OpenAI-CEO Sam Altman hat seine Meinung geäußert, dass ein traditioneller vierjähriger Universitätsabschluss zu lang sein könnte. In einem Interview schlug er vor, dass zwei Jahre für die meisten Studenten ausreichend sein könnten, da der zusätzliche Lerneffekt nach vier Jahren erheblich abnehmen könnte. Altman selbst brach sein Studium an der Stanford University nach zwei Jahren ab, um ein Startup mitzugründen.
Laut Altman ist ein vierjähriges Studium in der heutigen Welt möglicherweise nicht mehr notwendig. Während die Universität immer noch wertvolle Möglichkeiten für Networking und persönliche Unabhängigkeit bietet, könnte die akademische Lernkurve erheblich abflachen. Er wies darauf hin, dass viele erfolgreiche Persönlichkeiten in der Tech-Branche keine traditionellen Abschlüsse haben.
Ähnliche Ansichten sind im Technologiesektor nicht ungewöhnlich.

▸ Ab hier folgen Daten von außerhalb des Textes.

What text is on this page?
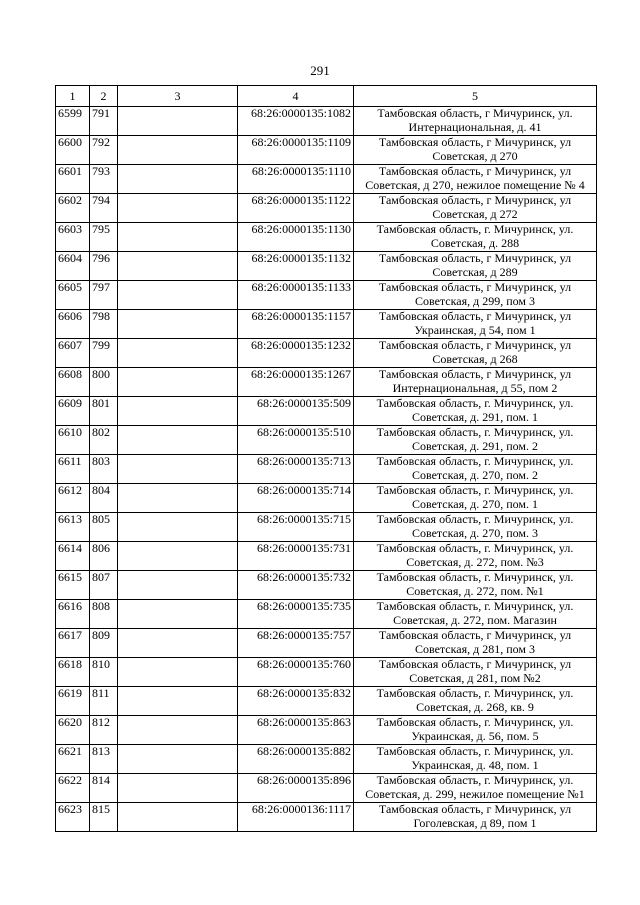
291
1	2	3	4	5
6599	791		68:26:0000135:1082	Тамбовская область, г Мичуринск, ул.
Интернациональная, д. 41

6600	792		68:26:0000135:1109	Тамбовская область, г Мичуринск, ул
Советская, д 270

6601	793		68:26:0000135:1110	Тамбовская область, г Мичуринск, ул
Советская, д 270, нежилое помещение № 4

6602	794		68:26:0000135:1122	Тамбовская область, г Мичуринск, ул
Советская, д 272

6603	795		68:26:0000135:1130	Тамбовская область, г. Мичуринск, ул.
Советская, д. 288

6604	796		68:26:0000135:1132	Тамбовская область, г Мичуринск, ул
Советская, д 289

6605	797		68:26:0000135:1133	Тамбовская область, г Мичуринск, ул
Советская, д 299, пом 3

6606	798		68:26:0000135:1157	Тамбовская область, г Мичуринск, ул
Украинская, д 54, пом 1

6607	799		68:26:0000135:1232	Тамбовская область, г Мичуринск, ул
Советская, д 268

6608	800		68:26:0000135:1267	Тамбовская область, г Мичуринск, ул
Интернациональная, д 55, пом 2

6609	801		68:26:0000135:509	Тамбовская область, г. Мичуринск, ул.
Советская, д. 291, пом. 1

6610	802		68:26:0000135:510	Тамбовская область, г. Мичуринск, ул.
Советская, д. 291, пом. 2

6611	803		68:26:0000135:713	Тамбовская область, г. Мичуринск, ул.
Советская, д. 270, пом. 2

6612	804		68:26:0000135:714	Тамбовская область, г. Мичуринск, ул.
Советская, д. 270, пом. 1

6613	805		68:26:0000135:715	Тамбовская область, г. Мичуринск, ул.
Советская, д. 270, пом. 3

6614	806		68:26:0000135:731	Тамбовская область, г. Мичуринск, ул.
Советская, д. 272, пом. №3

6615	807		68:26:0000135:732	Тамбовская область, г. Мичуринск, ул.
Советская, д. 272, пом. №1

6616	808		68:26:0000135:735	Тамбовская область, г. Мичуринск, ул.
Советская, д. 272, пом. Магазин

6617	809		68:26:0000135:757	Тамбовская область, г Мичуринск, ул
Советская, д 281, пом 3

6618	810		68:26:0000135:760	Тамбовская область, г Мичуринск, ул
Советская, д 281, пом №2

6619	811		68:26:0000135:832	Тамбовская область, г. Мичуринск, ул.
Советская, д. 268, кв. 9

6620	812		68:26:0000135:863	Тамбовская область, г. Мичуринск, ул.
Украинская, д. 56, пом. 5

6621	813		68:26:0000135:882	Тамбовская область, г. Мичуринск, ул.
Украинская, д. 48, пом. 1

6622	814		68:26:0000135:896	Тамбовская область, г. Мичуринск, ул.
Советская, д. 299, нежилое помещение №1

6623	815		68:26:0000136:1117	Тамбовская область, г Мичуринск, ул
Гоголевская, д 89, пом 1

Peter Thiel, Mitbegründer von PayPal und früher Investor in Facebook, hat junge Menschen lange unterstützt, das College zu überspringen oder eine Auszeit zu nehmen, und finanziert sogar das Thiel Fellowship, das Einzelpersonen 100.000 US-Dollar zur Verfügung stellt, um auf ein College zu verzichten.
Altman sprach auch die Anfangsphase der Unternehmerschaft an und riet, dass es akzeptabel sei, anfangs mehrere Projekte zu verfolgen, während man seine Interessen erkundet. Er betonte jedoch die Bedeutung, sich voll und ganz einem gewählten Weg zu widmen, sobald eine klare Richtung identifiziert wurde, anstatt sich zu sehr zu verzetteln.